Research funded by the UK's National Institute for Health and Care Research (NIHR) has addressed these areas of need. Examples highlight inequalities faced by several groups and offers recommendations. These include the need for close partnership between services caring for people with severe mental illness, improved understanding of barriers faced by Romanichal communities, the provision of flexible palliative care services for children from ethnic minorities or deprived areas.;
Other research suggests that giving nurses and pharmacists easier access to electronic patient records about prescribing could help people manage their symptoms at home. A named professional to support and guide patients and carers through the healthcare system could also improve the experience of care at home at the end of life. A synthesised review looking at palliative care in the UK created a resource showing which services were available and grouped them according to their intended purpose and benefit to the patient. They also stated that currently in the UK palliative services are only available to patients with a timeline to death, usually 12 months or less. They found these timelines to often be inaccurate and created barriers to patients accessing appropriate services. They call for a more holistic approach to end of life care which is not restricted by arbitrary timelines.

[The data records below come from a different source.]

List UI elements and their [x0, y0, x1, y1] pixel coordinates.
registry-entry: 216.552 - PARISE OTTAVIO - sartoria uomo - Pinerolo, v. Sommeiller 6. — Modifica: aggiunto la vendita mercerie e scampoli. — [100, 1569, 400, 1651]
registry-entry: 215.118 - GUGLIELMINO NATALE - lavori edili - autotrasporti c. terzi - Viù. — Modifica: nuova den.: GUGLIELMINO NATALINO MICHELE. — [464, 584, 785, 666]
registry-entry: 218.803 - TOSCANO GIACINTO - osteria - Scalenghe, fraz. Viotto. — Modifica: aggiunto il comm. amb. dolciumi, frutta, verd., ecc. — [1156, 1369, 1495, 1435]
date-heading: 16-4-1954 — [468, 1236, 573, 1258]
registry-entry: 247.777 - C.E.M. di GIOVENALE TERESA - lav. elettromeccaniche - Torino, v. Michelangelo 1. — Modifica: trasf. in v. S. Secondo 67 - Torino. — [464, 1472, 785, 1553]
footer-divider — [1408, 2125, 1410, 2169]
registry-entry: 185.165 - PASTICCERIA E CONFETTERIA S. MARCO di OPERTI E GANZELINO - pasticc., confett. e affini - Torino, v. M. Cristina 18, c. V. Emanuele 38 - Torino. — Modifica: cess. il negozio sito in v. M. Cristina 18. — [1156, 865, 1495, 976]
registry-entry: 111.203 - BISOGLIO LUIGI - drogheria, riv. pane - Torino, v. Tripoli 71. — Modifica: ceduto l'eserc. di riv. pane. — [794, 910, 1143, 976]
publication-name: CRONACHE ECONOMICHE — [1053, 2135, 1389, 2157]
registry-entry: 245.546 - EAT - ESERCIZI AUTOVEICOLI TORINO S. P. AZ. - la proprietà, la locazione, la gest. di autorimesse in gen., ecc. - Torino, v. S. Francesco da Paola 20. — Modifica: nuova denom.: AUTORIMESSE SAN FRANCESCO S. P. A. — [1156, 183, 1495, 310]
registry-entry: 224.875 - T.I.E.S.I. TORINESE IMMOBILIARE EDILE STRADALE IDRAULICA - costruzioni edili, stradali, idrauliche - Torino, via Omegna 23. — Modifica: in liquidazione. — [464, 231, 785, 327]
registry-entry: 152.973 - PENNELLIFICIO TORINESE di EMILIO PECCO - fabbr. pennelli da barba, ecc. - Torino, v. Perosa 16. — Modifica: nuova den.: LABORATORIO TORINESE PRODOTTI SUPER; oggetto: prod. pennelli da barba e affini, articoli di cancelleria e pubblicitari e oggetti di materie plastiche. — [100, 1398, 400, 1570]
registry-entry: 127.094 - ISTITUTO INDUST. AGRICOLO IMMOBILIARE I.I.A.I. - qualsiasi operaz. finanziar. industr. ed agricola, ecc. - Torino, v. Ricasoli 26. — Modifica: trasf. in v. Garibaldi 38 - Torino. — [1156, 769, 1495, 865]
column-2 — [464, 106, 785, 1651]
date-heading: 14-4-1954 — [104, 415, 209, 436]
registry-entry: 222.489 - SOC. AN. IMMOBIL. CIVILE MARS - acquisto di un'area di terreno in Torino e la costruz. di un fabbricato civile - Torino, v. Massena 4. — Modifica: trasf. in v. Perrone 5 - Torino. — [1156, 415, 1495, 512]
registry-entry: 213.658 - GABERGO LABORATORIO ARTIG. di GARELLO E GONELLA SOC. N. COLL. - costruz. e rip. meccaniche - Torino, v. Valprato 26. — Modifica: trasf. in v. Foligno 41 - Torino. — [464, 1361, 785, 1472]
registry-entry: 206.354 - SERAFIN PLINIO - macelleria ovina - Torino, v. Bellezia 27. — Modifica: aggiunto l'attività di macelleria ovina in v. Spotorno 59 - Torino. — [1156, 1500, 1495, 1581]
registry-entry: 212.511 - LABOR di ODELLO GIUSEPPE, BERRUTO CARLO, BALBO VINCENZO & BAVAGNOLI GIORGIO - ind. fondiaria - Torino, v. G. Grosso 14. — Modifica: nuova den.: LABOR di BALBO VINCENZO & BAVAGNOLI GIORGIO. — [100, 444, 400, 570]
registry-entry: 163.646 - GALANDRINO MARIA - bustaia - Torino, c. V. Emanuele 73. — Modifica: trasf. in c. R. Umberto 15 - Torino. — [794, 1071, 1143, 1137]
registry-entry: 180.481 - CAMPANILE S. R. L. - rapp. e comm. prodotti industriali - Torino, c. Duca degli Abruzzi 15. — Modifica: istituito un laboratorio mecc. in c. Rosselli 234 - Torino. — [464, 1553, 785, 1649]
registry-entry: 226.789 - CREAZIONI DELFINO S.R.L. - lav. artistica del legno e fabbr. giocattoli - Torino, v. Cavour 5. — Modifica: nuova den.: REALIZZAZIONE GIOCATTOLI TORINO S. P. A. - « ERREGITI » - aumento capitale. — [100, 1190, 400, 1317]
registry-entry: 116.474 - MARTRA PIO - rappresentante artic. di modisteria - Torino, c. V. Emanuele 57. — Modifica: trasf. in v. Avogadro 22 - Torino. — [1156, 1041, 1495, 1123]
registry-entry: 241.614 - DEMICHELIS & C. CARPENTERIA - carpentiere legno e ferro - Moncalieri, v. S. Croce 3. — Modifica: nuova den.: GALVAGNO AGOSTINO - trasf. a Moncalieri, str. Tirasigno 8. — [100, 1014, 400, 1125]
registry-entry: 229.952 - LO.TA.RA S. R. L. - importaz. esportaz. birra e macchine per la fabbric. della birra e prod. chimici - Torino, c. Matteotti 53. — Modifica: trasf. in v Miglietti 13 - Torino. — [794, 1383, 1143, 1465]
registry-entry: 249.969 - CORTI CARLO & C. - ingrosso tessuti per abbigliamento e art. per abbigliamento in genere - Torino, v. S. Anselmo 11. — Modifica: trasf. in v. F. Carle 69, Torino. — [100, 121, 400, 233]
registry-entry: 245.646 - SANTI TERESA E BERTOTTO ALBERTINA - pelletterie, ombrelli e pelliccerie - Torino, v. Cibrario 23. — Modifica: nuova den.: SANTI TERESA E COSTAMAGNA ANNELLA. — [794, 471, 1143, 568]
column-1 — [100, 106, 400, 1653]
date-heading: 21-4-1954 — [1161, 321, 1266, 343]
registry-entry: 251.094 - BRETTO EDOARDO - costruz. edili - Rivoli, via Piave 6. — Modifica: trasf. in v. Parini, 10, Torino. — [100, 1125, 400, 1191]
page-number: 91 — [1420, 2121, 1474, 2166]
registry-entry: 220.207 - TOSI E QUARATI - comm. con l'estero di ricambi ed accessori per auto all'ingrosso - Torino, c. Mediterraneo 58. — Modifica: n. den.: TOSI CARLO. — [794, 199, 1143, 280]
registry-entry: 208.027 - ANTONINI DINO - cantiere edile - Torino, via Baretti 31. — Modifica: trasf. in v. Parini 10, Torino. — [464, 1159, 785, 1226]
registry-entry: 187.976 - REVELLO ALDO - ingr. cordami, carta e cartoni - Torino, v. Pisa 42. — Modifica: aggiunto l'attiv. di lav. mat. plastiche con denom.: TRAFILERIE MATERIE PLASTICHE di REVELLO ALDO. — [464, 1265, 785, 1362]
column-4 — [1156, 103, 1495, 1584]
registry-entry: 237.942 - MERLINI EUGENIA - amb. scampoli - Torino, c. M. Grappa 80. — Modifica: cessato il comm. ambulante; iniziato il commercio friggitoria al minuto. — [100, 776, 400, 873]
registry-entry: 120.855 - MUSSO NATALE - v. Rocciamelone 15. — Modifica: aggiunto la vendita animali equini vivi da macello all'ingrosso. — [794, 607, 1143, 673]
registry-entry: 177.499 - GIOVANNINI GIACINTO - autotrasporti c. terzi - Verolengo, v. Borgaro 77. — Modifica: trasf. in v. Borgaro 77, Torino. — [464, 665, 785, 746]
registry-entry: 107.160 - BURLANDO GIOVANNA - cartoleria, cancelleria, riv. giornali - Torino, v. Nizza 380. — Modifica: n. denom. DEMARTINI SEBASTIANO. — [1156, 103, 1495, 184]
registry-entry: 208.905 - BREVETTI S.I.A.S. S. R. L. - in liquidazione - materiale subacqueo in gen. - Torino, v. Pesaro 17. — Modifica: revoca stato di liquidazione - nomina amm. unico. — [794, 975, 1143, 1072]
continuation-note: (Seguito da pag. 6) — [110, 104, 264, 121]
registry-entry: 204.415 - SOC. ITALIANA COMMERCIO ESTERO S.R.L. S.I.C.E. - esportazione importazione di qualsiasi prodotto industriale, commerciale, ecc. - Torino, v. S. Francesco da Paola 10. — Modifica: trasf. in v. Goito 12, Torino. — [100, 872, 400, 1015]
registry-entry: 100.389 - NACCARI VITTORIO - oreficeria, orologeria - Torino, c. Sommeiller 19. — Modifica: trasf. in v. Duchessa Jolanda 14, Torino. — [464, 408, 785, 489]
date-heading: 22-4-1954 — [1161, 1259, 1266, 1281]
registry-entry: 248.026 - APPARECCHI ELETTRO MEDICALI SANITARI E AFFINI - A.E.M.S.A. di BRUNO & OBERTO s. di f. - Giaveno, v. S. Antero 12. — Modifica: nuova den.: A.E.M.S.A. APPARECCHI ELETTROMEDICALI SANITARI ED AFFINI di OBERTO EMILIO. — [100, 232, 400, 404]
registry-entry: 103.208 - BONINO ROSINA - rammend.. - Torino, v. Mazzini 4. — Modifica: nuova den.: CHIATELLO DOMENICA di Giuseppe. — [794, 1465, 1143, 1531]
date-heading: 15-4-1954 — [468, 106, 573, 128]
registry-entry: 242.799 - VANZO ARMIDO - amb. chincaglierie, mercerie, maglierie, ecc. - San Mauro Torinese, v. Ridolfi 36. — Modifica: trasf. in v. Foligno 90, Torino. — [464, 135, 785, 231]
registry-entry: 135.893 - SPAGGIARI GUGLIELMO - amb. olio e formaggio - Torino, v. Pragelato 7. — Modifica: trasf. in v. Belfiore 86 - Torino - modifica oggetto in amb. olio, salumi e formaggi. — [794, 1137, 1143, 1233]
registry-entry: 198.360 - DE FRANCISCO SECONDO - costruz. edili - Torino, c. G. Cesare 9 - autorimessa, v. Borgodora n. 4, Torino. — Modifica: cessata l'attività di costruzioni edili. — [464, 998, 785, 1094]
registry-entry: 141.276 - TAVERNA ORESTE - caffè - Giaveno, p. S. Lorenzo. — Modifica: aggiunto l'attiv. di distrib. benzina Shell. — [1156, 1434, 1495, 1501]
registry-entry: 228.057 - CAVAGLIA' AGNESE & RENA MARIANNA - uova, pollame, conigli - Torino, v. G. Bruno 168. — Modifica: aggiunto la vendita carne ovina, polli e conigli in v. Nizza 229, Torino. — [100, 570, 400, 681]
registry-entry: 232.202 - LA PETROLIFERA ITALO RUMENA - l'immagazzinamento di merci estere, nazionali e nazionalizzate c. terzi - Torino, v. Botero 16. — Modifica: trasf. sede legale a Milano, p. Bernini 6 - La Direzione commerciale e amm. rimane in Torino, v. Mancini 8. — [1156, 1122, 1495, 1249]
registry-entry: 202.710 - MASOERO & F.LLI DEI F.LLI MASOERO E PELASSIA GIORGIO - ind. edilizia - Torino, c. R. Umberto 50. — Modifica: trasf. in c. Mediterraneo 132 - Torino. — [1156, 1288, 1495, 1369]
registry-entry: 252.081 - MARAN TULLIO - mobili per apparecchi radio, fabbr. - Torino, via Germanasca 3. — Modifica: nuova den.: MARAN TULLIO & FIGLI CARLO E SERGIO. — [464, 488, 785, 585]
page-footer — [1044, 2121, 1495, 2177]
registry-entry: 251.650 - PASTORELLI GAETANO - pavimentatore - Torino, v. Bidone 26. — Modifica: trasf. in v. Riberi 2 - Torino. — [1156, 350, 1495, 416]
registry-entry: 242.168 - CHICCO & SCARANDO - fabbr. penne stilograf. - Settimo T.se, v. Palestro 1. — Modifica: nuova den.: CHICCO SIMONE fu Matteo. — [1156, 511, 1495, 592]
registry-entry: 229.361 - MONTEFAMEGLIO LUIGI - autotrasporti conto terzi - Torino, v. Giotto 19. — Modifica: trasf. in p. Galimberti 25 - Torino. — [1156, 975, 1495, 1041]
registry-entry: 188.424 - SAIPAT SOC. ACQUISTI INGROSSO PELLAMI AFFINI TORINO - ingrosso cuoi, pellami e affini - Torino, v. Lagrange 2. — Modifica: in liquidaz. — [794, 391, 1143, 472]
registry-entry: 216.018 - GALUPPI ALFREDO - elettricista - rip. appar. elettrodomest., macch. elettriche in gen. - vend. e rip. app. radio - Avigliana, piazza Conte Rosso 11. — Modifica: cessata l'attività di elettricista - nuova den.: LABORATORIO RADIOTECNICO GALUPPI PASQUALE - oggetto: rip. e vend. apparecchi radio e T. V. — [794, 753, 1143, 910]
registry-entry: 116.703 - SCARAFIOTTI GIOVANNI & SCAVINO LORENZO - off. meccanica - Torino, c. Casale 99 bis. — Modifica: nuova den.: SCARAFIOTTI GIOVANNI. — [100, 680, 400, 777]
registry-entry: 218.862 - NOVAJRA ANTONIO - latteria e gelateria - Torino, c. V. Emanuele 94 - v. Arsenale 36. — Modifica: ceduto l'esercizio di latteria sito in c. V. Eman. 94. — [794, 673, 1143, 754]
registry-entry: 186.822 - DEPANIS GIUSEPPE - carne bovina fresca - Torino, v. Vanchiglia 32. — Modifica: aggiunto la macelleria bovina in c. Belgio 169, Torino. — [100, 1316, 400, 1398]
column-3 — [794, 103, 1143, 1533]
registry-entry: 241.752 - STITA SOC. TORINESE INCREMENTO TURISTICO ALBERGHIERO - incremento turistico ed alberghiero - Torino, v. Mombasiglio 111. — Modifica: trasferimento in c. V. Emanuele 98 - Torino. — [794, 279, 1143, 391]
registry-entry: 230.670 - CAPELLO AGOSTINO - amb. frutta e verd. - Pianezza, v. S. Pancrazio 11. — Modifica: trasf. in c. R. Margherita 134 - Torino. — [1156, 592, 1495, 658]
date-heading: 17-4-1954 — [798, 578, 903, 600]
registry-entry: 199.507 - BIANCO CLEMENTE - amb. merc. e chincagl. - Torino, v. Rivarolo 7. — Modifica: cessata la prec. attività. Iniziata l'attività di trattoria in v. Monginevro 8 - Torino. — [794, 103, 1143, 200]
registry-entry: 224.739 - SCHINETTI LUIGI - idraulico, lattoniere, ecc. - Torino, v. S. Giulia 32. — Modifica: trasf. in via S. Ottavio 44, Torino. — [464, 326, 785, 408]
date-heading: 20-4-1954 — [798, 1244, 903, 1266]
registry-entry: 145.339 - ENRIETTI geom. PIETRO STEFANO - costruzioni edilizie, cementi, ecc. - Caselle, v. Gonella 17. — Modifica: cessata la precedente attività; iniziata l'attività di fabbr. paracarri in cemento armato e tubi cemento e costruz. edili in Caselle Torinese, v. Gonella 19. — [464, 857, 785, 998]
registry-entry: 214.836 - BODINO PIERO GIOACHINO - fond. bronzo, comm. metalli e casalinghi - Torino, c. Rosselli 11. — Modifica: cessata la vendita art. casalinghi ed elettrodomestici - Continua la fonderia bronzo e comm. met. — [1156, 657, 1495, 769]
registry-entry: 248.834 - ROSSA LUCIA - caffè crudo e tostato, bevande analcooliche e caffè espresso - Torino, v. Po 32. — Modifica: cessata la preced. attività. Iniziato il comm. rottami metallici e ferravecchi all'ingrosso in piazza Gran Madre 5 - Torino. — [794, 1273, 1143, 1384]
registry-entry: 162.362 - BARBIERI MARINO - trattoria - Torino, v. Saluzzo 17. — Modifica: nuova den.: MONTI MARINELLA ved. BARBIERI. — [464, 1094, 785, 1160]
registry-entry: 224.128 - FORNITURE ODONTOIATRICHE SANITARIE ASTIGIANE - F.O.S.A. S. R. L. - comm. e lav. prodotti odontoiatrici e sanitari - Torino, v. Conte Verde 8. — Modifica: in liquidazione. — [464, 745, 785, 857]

Spending on those in the last twelve months accounts for 8.5% of total aggregate medical spending in the United States.
When considering only those aged 65 and older, estimates show that about 27% of Medicare's annual $327 billion budget ($88 billion) in 2006 goes to care for patients in their final year of life. For the over-65s, between 1992 and 1996, spending on those in their last year of life represented 22% of all medical spending, 18% of all non-Medicare spending, and 25 percent of all Medicaid spending for the poor. These percentages appears to be falling over time, as in 2008, 16.8% of all medical spending on the over 65s went on those in their last year of life.
Predicting death is difficult, which has affected estimates of spending in the last year of life; when controlling for spending on patients who were predicted as likely to die, Medicare spending was estimated at 5% of the total.